Revenons à ce qui nous préoccupe, ce jour-là, celui qui sera le vainqueur du tour de France est dans les « choux », il a perdu l’étape et il a perdu la course. Rien de grave en soi, pour nous simple spectateur. Mais les intérêts sont colossaux, les pertes abyssales.
Le lendemain, nous allons assister à ce que personnes ne pouvaient prévoir. Une renaissance. Ce n’est plus le même homme, pas celui de la veille. Il est méconnaissable. Toujours dans une étape de montagne, de celle qui vous « casse » les jambes ; il laisse sur place tous ses rivaux directs. Non seulement il refait son retard de la veille, mais il leur en met « dans la vue » de telle sorte qu’il se met à l’abri de tout retour éventuel et gagne l’étape et le tour, ce jour-là.
Tout le monde est sans voix, admiratif, élogieux, avec des qualificatifs aussi éloquents les uns que les autres. Pas une voix pour s’interroger ou émettre un doute. Cela ne se fait pas ou l’on passe pour un mauvais joueur. Armstrong, le fameux vainqueur de sept tours de France ne l’avait-il pas dit à l’attention de certains commentateurs sportifs français.
Patatras ! Voilà que début Août, le tour est fini depuis le 23 juillet, on nous informe que le dernier vainqueur de l’édition 2006 a été contrôlé positif ! Il se serait dopé. Il demande une seconde vérification, elle est également positive. Son mécène se retire de la compétition, son équipementier l’exclut et lui continue de jurer qu’il y a erreur à son sujet et qu’il est de toute bonne foi.

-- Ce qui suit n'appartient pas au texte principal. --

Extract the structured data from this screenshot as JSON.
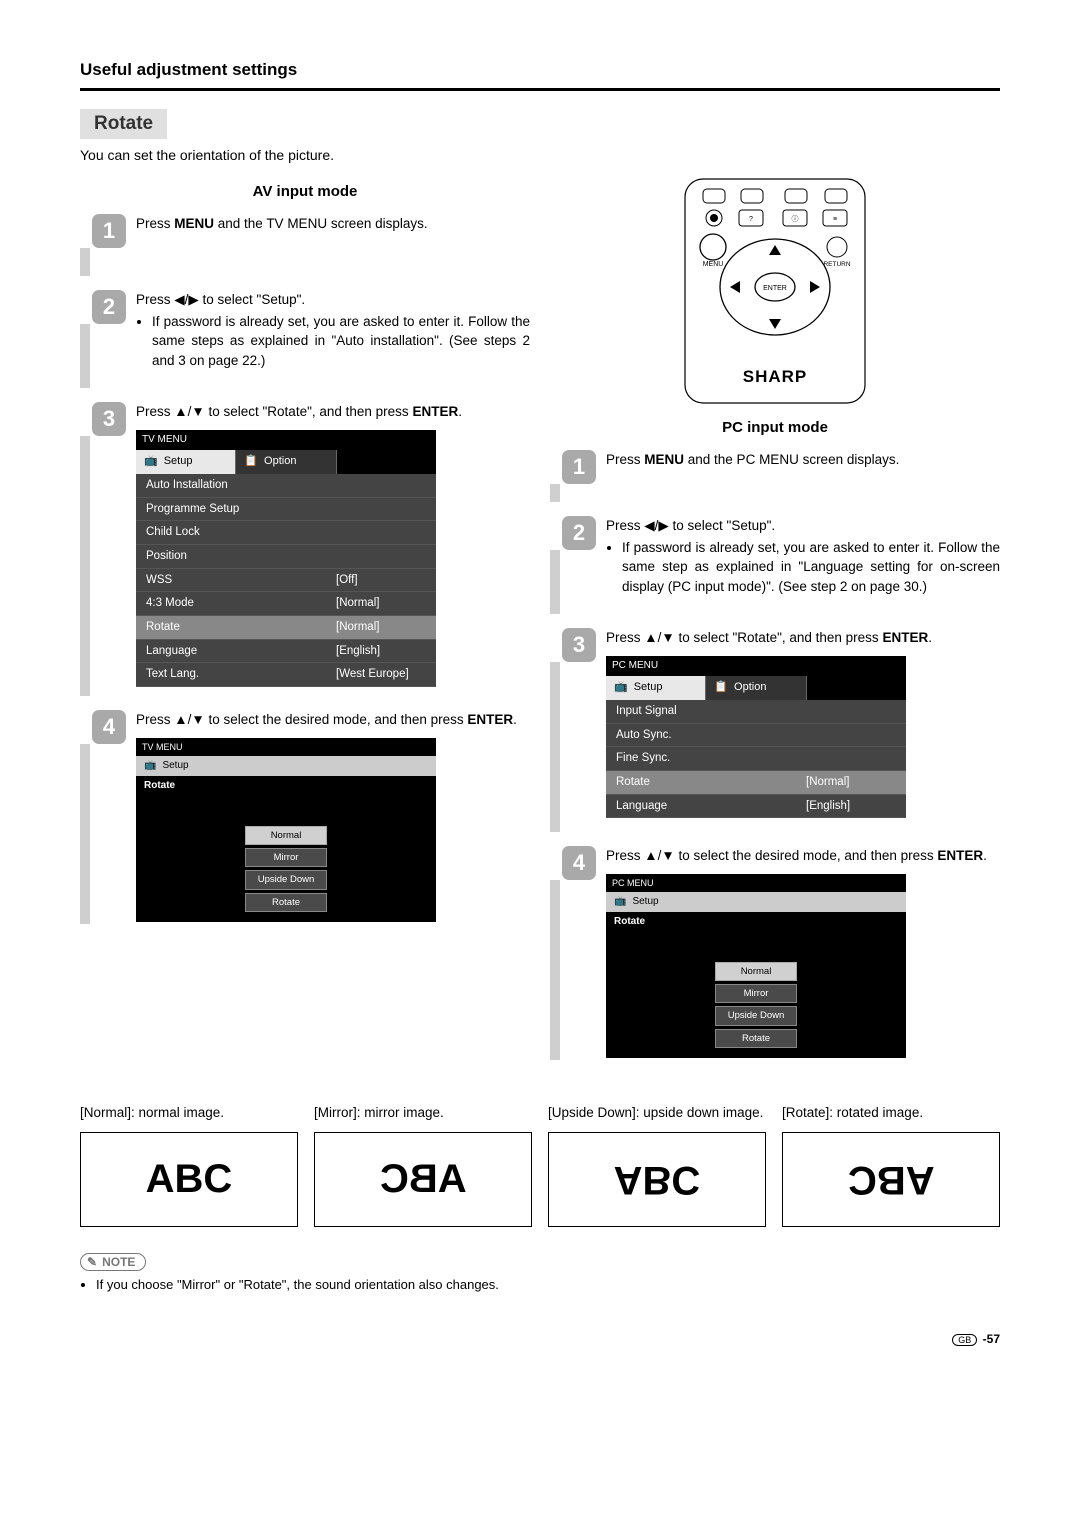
{
  "header": {
    "title": "Useful adjustment settings"
  },
  "rotate_label": "Rotate",
  "intro": "You can set the orientation of the picture.",
  "left": {
    "mode_title": "AV input mode",
    "steps": {
      "s1": {
        "num": "1",
        "pre": "Press ",
        "bold": "MENU",
        "post": " and the TV MENU screen displays."
      },
      "s2": {
        "num": "2",
        "line": "Press ◀/▶ to select \"Setup\".",
        "bullet": "If password is already set, you are asked to enter it. Follow the same steps as explained in \"Auto installation\". (See steps 2 and 3 on page 22.)"
      },
      "s3": {
        "num": "3",
        "line_a": "Press ▲/▼ to select \"Rotate\", and then press ",
        "line_b": "ENTER",
        "line_c": "."
      },
      "s4": {
        "num": "4",
        "line_a": "Press ▲/▼ to select the desired mode, and then press ",
        "line_b": "ENTER",
        "line_c": "."
      }
    },
    "menu": {
      "title": "TV MENU",
      "tab_setup": "Setup",
      "tab_option": "Option",
      "rows": [
        {
          "label": "Auto Installation",
          "value": ""
        },
        {
          "label": "Programme Setup",
          "value": ""
        },
        {
          "label": "Child Lock",
          "value": ""
        },
        {
          "label": "Position",
          "value": ""
        },
        {
          "label": "WSS",
          "value": "[Off]"
        },
        {
          "label": "4:3 Mode",
          "value": "[Normal]"
        },
        {
          "label": "Rotate",
          "value": "[Normal]",
          "selected": true
        },
        {
          "label": "Language",
          "value": "[English]"
        },
        {
          "label": "Text Lang.",
          "value": "[West Europe]"
        }
      ]
    },
    "rotate_menu": {
      "title": "TV MENU",
      "tab": "Setup",
      "sub": "Rotate",
      "options": [
        "Normal",
        "Mirror",
        "Upside Down",
        "Rotate"
      ]
    }
  },
  "right": {
    "mode_title": "PC input mode",
    "steps": {
      "s1": {
        "num": "1",
        "pre": "Press ",
        "bold": "MENU",
        "post": " and the PC MENU screen displays."
      },
      "s2": {
        "num": "2",
        "line": "Press ◀/▶ to select \"Setup\".",
        "bullet": "If password is already set, you are asked to enter it. Follow the same step as explained in \"Language setting for on-screen display (PC input mode)\". (See step 2 on page 30.)"
      },
      "s3": {
        "num": "3",
        "line_a": "Press ▲/▼ to select \"Rotate\", and then press ",
        "line_b": "ENTER",
        "line_c": "."
      },
      "s4": {
        "num": "4",
        "line_a": "Press ▲/▼ to select the desired mode, and then press ",
        "line_b": "ENTER",
        "line_c": "."
      }
    },
    "menu": {
      "title": "PC MENU",
      "tab_setup": "Setup",
      "tab_option": "Option",
      "rows": [
        {
          "label": "Input Signal",
          "value": ""
        },
        {
          "label": "Auto Sync.",
          "value": ""
        },
        {
          "label": "Fine Sync.",
          "value": ""
        },
        {
          "label": "Rotate",
          "value": "[Normal]",
          "selected": true
        },
        {
          "label": "Language",
          "value": "[English]"
        }
      ]
    },
    "rotate_menu": {
      "title": "PC MENU",
      "tab": "Setup",
      "sub": "Rotate",
      "options": [
        "Normal",
        "Mirror",
        "Upside Down",
        "Rotate"
      ]
    },
    "remote": {
      "brand": "SHARP",
      "menu": "MENU",
      "enter": "ENTER",
      "return": "RETURN"
    }
  },
  "bottom": {
    "descs": [
      "[Normal]: normal image.",
      "[Mirror]: mirror image.",
      "[Upside Down]: upside down image.",
      "[Rotate]: rotated image."
    ],
    "abc": "ABC"
  },
  "note": {
    "label": "NOTE",
    "text": "If you choose \"Mirror\" or \"Rotate\", the sound orientation also changes."
  },
  "footer": {
    "gb": "GB",
    "page": " -57"
  }
}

Moi, je me marre, mais je marre ! Il y a longtemps que le doute s’est installé en moi. Je regarde, j’admire, mais je ne demeure pas dupe de ces jeux du cirque. L’on voudrait nous faire croire que ces grands coureurs ne se dopent qu’à la vitamine C et au jus d’orange que l’on ne s’y prendrait pas autrement.
Allez, circulez ; les jeux sont finis, pour cette édition et à l’année prochaine pour un nouveau numéro.